How to import values from a column of csv dataset into python for t-test?


New coder here, trying to run some t-tests in Python 3.6. Right now, to run my t-tests between my 2 data sets, I have been doing the following:

import plotly.plotly as py
import plotly.graph_objs as go
from plotly.tools import FigureFactory as FF
import numpy as np
import pandas as pd
import scipy
from scipy import stats

long_term_survivor_GENE1 = [-0.38,-0.99,-1.04,0.1, etc..]
short_term_survivor_GENE1 = [0.32, 0.33,0.96, etc...]
stats.ttest_ind(long_term_survivor_GENE1,short_term_survivor_GENE1)

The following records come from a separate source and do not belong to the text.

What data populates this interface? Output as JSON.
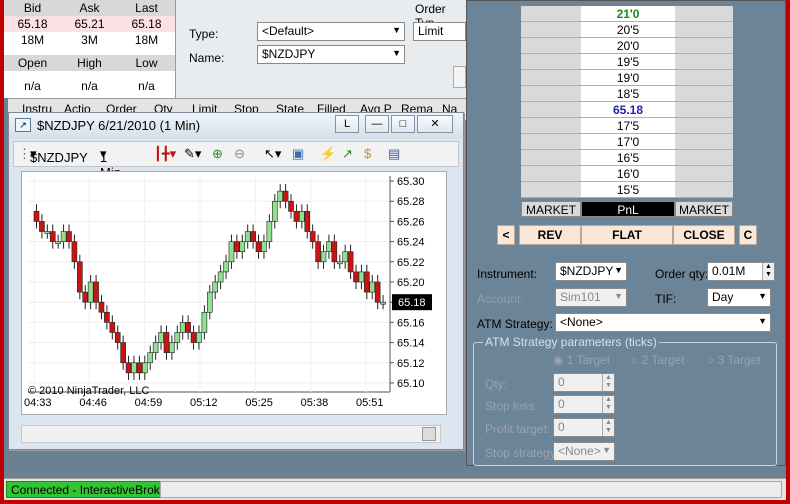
{
  "quote": {
    "headers": [
      "Bid",
      "Ask",
      "Last"
    ],
    "prices": [
      "65.18",
      "65.21",
      "65.18"
    ],
    "sizes": [
      "18M",
      "3M",
      "18M"
    ],
    "headers2": [
      "Open",
      "High",
      "Low"
    ],
    "values2": [
      "n/a",
      "n/a",
      "n/a"
    ]
  },
  "order_top": {
    "type_label": "Type:",
    "type_value": "<Default>",
    "name_label": "Name:",
    "name_value": "$NZDJPY",
    "ordertype_label": "Order Typ",
    "ordertype_value": "Limit"
  },
  "grid_columns": [
    "Instru",
    "Actio",
    "Order",
    "Qty",
    "Limit",
    "Stop",
    "State",
    "Filled",
    "Avg P",
    "Rema",
    "Na"
  ],
  "chart": {
    "title": "$NZDJPY  6/21/2010 (1 Min)",
    "buttons": [
      "L",
      "—",
      "□",
      "✕"
    ],
    "instrument": "$NZDJPY",
    "interval": "1 Min",
    "copyright": "© 2010 NinjaTrader, LLC",
    "last_price_label": "65.18"
  },
  "chart_data": {
    "type": "candlestick",
    "x_ticks": [
      "04:33",
      "04:46",
      "04:59",
      "05:12",
      "05:25",
      "05:38",
      "05:51"
    ],
    "y_ticks": [
      "65.30",
      "65.28",
      "65.26",
      "65.24",
      "65.22",
      "65.20",
      "65.18",
      "65.16",
      "65.14",
      "65.12",
      "65.10"
    ],
    "ylim": [
      65.095,
      65.305
    ],
    "closes": [
      65.26,
      65.25,
      65.25,
      65.24,
      65.24,
      65.25,
      65.24,
      65.22,
      65.19,
      65.18,
      65.2,
      65.18,
      65.17,
      65.16,
      65.15,
      65.14,
      65.12,
      65.11,
      65.12,
      65.11,
      65.12,
      65.13,
      65.14,
      65.15,
      65.13,
      65.14,
      65.15,
      65.16,
      65.15,
      65.14,
      65.15,
      65.17,
      65.19,
      65.2,
      65.21,
      65.22,
      65.24,
      65.23,
      65.24,
      65.25,
      65.24,
      65.23,
      65.24,
      65.26,
      65.28,
      65.29,
      65.28,
      65.27,
      65.26,
      65.27,
      65.25,
      65.24,
      65.22,
      65.23,
      65.24,
      65.22,
      65.22,
      65.23,
      65.21,
      65.2,
      65.21,
      65.19,
      65.2,
      65.18,
      65.18
    ],
    "up_color": "#90e090",
    "down_color": "#c81414"
  },
  "dom": {
    "ladder_prices": [
      "21'0",
      "20'5",
      "20'0",
      "19'5",
      "19'0",
      "18'5",
      "65.18",
      "17'5",
      "17'0",
      "16'5",
      "16'0",
      "15'5"
    ],
    "ladder_footer": [
      "MARKET",
      "PnL",
      "MARKET"
    ],
    "rev": "REV",
    "flat": "FLAT",
    "close": "CLOSE",
    "left_c": "<",
    "right_c": "C",
    "instrument_label": "Instrument:",
    "instrument_value": "$NZDJPY",
    "orderqty_label": "Order qty:",
    "orderqty_value": "0.01M",
    "account_label": "Account:",
    "account_value": "Sim101",
    "tif_label": "TIF:",
    "tif_value": "Day",
    "atm_label": "ATM Strategy:",
    "atm_value": "<None>",
    "params_title": "ATM Strategy parameters (ticks)",
    "targets": [
      "1 Target",
      "2 Target",
      "3 Target"
    ],
    "qty_label": "Qty:",
    "qty_value": "0",
    "stoploss_label": "Stop loss:",
    "stoploss_value": "0",
    "profit_label": "Profit target:",
    "profit_value": "0",
    "stopstrat_label": "Stop strategy:",
    "stopstrat_value": "<None>"
  },
  "status": {
    "connection": "Connected - InteractiveBrokers"
  }
}
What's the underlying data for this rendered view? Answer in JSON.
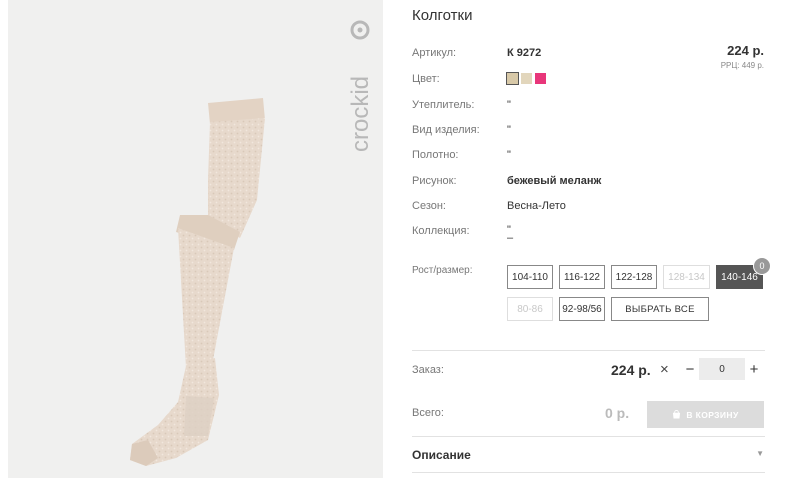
{
  "product": {
    "title": "Колготки",
    "price": "224 р.",
    "rrp": "РРЦ: 449 р."
  },
  "attributes": {
    "article": {
      "label": "Артикул:",
      "value": "К 9272"
    },
    "color": {
      "label": "Цвет:"
    },
    "insulation": {
      "label": "Утеплитель:",
      "value": "\""
    },
    "item_type": {
      "label": "Вид изделия:",
      "value": "\""
    },
    "fabric": {
      "label": "Полотно:",
      "value": "\""
    },
    "pattern": {
      "label": "Рисунок:",
      "value": "бежевый меланж"
    },
    "season": {
      "label": "Сезон:",
      "value": "Весна-Лето"
    },
    "collection": {
      "label": "Коллекция:",
      "value": "\"",
      "value2": "–"
    }
  },
  "colors": [
    {
      "name": "beige-dark",
      "hex": "#d8c9a8",
      "selected": true
    },
    {
      "name": "beige-light",
      "hex": "#e2d6bc",
      "selected": false
    },
    {
      "name": "pink",
      "hex": "#e8367a",
      "selected": false
    }
  ],
  "sizes": {
    "label": "Рост/размер:",
    "options": [
      {
        "label": "104-110",
        "state": "normal"
      },
      {
        "label": "116-122",
        "state": "normal"
      },
      {
        "label": "122-128",
        "state": "normal"
      },
      {
        "label": "128-134",
        "state": "disabled"
      },
      {
        "label": "140-146",
        "state": "active"
      },
      {
        "label": "80-86",
        "state": "disabled"
      },
      {
        "label": "92-98/56",
        "state": "normal"
      }
    ],
    "select_all_label": "ВЫБРАТЬ ВСЕ",
    "badge_count": "0"
  },
  "order": {
    "label": "Заказ:",
    "price": "224 р.",
    "times_symbol": "×",
    "minus": "−",
    "plus": "+",
    "quantity": "0"
  },
  "total": {
    "label": "Всего:",
    "value": "0 р.",
    "cart_button_label": "В КОРЗИНУ"
  },
  "description": {
    "title": "Описание",
    "toggle_icon": "▼"
  },
  "brand": {
    "logo_text": "crockid"
  },
  "icons": {
    "cart": "bag-icon",
    "expand": "chevron-down-icon",
    "logo": "crockid-logo-icon"
  }
}
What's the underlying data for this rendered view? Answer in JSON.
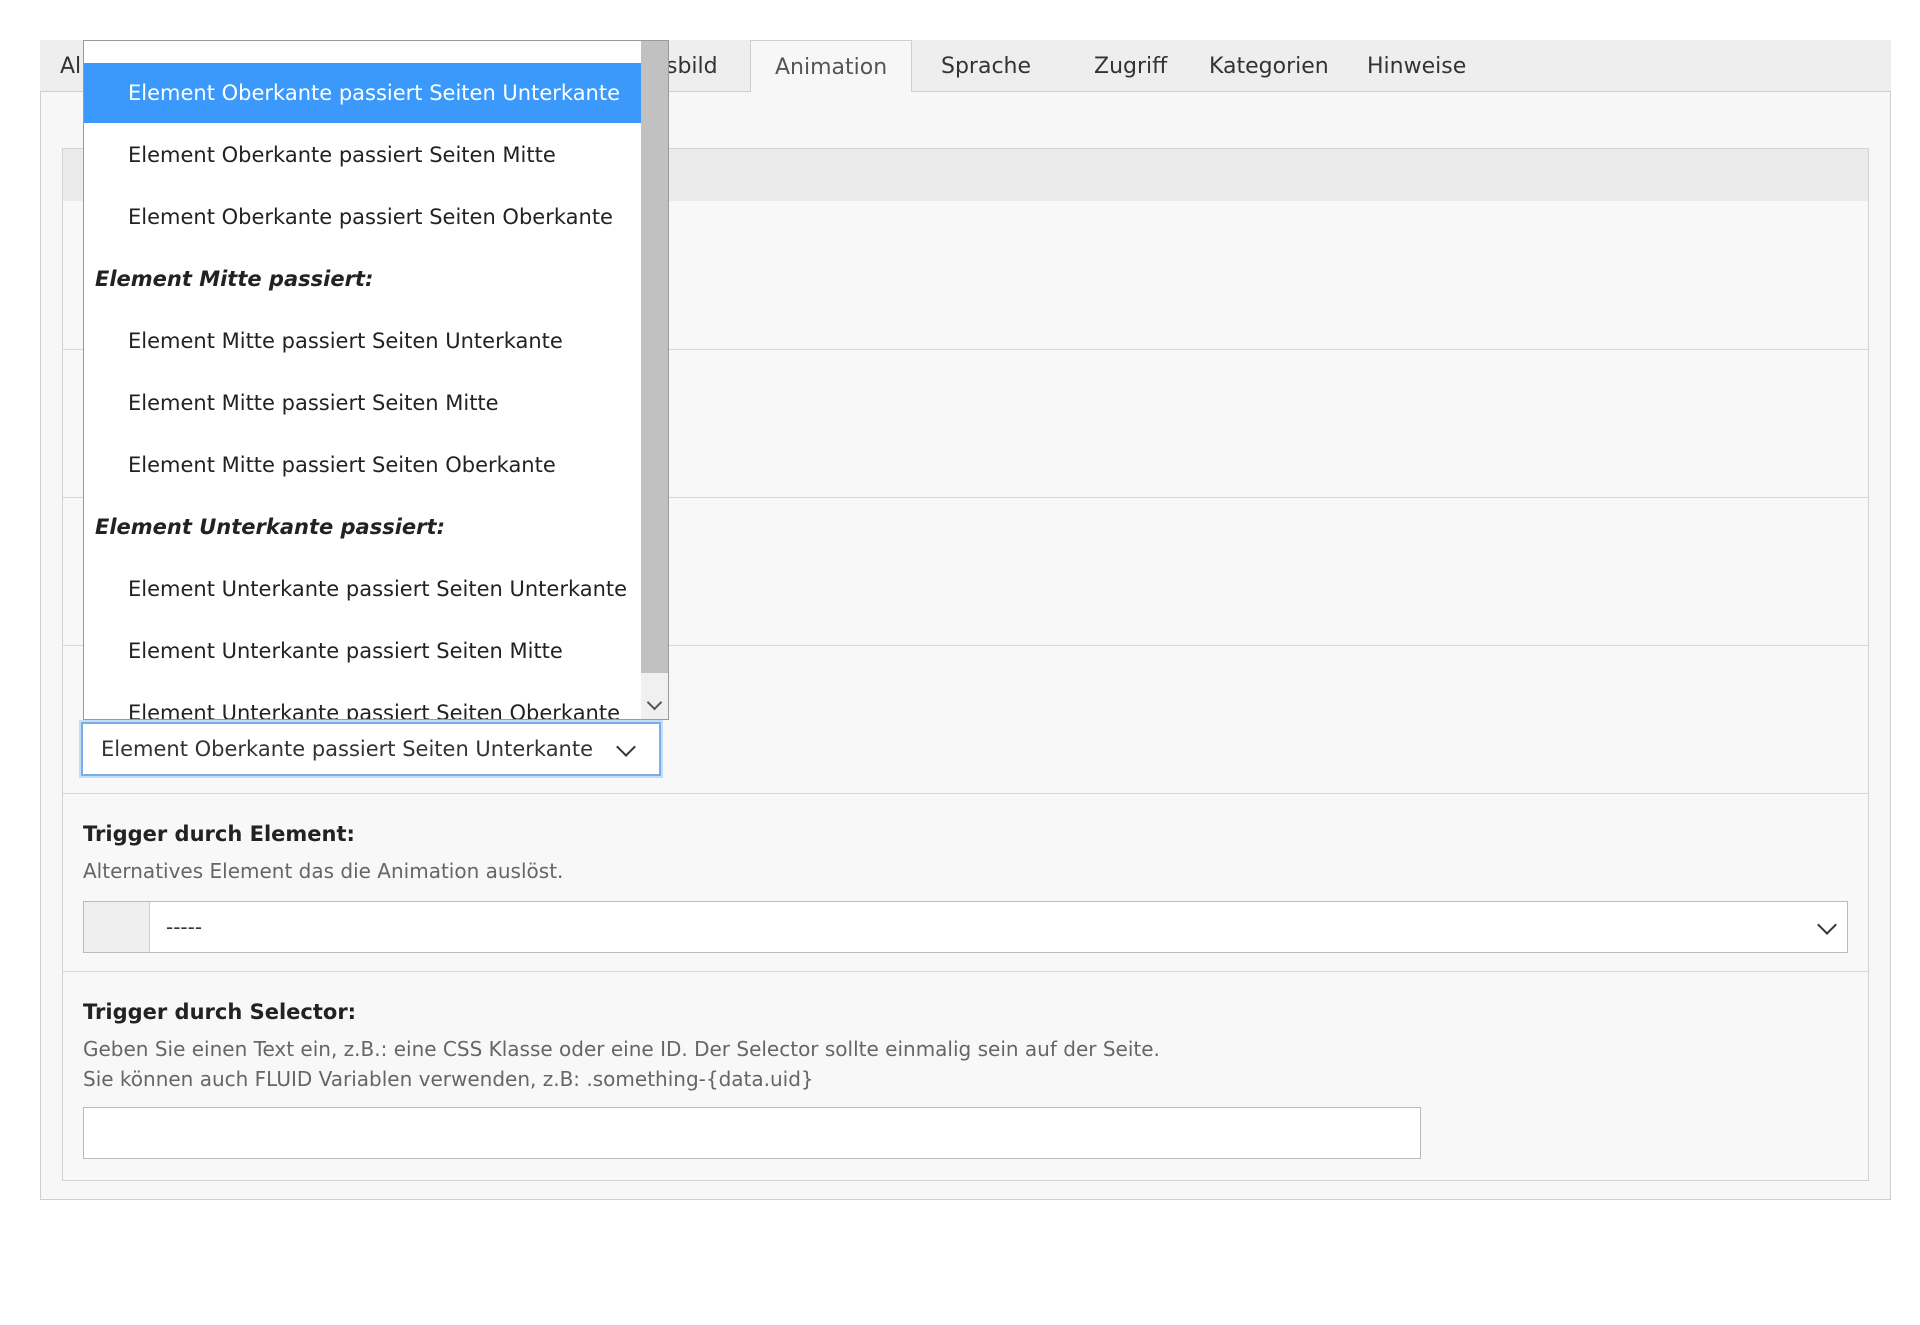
{
  "tabs": [
    {
      "label": "All",
      "active": false
    },
    {
      "label": "sbild",
      "active": false
    },
    {
      "label": "Animation",
      "active": true
    },
    {
      "label": "Sprache",
      "active": false
    },
    {
      "label": "Zugriff",
      "active": false
    },
    {
      "label": "Kategorien",
      "active": false
    },
    {
      "label": "Hinweise",
      "active": false
    }
  ],
  "position_select": {
    "value": "Element Oberkante passiert Seiten Unterkante"
  },
  "dropdown": {
    "items": [
      {
        "type": "option",
        "label": "Element Oberkante passiert Seiten Unterkante",
        "selected": true
      },
      {
        "type": "option",
        "label": "Element Oberkante passiert Seiten Mitte",
        "selected": false
      },
      {
        "type": "option",
        "label": "Element Oberkante passiert Seiten Oberkante",
        "selected": false
      },
      {
        "type": "group",
        "label": "Element Mitte passiert:"
      },
      {
        "type": "option",
        "label": "Element Mitte passiert Seiten Unterkante",
        "selected": false
      },
      {
        "type": "option",
        "label": "Element Mitte passiert Seiten Mitte",
        "selected": false
      },
      {
        "type": "option",
        "label": "Element Mitte passiert Seiten Oberkante",
        "selected": false
      },
      {
        "type": "group",
        "label": "Element Unterkante passiert:"
      },
      {
        "type": "option",
        "label": "Element Unterkante passiert Seiten Unterkante",
        "selected": false
      },
      {
        "type": "option",
        "label": "Element Unterkante passiert Seiten Mitte",
        "selected": false
      },
      {
        "type": "option",
        "label": "Element Unterkante passiert Seiten Oberkante",
        "selected": false
      }
    ]
  },
  "trigger_element": {
    "label": "Trigger durch Element:",
    "description": "Alternatives Element das die Animation auslöst.",
    "value": "-----"
  },
  "trigger_selector": {
    "label": "Trigger durch Selector:",
    "description_line1": "Geben Sie einen Text ein, z.B.: eine CSS Klasse oder eine ID. Der Selector sollte einmalig sein auf der Seite.",
    "description_line2": "Sie können auch FLUID Variablen verwenden, z.B: .something-{data.uid}",
    "value": ""
  },
  "colors": {
    "selected_option": "#3b99fc",
    "focus_border": "#7aaee8"
  }
}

Which requires me to manually enter the values for each column of both data sets for each specific gene (GENE1 in this case). Is there any way to be able to call for the values from the data set so that Python can just read the values without me typing them out myself? For example, some way that I can just say:

long_term_survivor_GENE1 = ##call values from GENE1 column from dataset 1##
short_term_survivor_GENE1 = ## call values from GENE1 column from dataset 2## 

Thanks for any help, and sorry that I'm not very well-versed in this stuff. Appreciate any feedback/tips. If you have any other questions, please let me know!


Solution

  • If you've shoved your data into the columns of a pandas dataframe then it might be as easy as this.

    >>> import pandas as pd
    >>> long_term_survivor_GENE1 = [-0.38,-0.99,-1.04,0.1]
    >>> short_term_survivor_GENE1 = [0.32, 0.33,0.96, 0.56]
    >>> df = pd.DataFrame({'long_term_survivor_GENE1': long_term_survivor_GENE1, 'short_term_survivor_GENE1': short_term_survivor_GENE1})
    >>> from scipy import stats
    >>> stats.ttest_ind(df['long_term_survivor_GENE1'], df['short_term_survivor_GENE1'])
    Ttest_indResult(statistic=-3.615804684179662, pvalue=0.011153077626049458)
    

    It might be a good idea to review the statistics behind this though. If you haven't already got them in a dataframe then have a look for some of the many answers here on SO about using read_csv for assistance.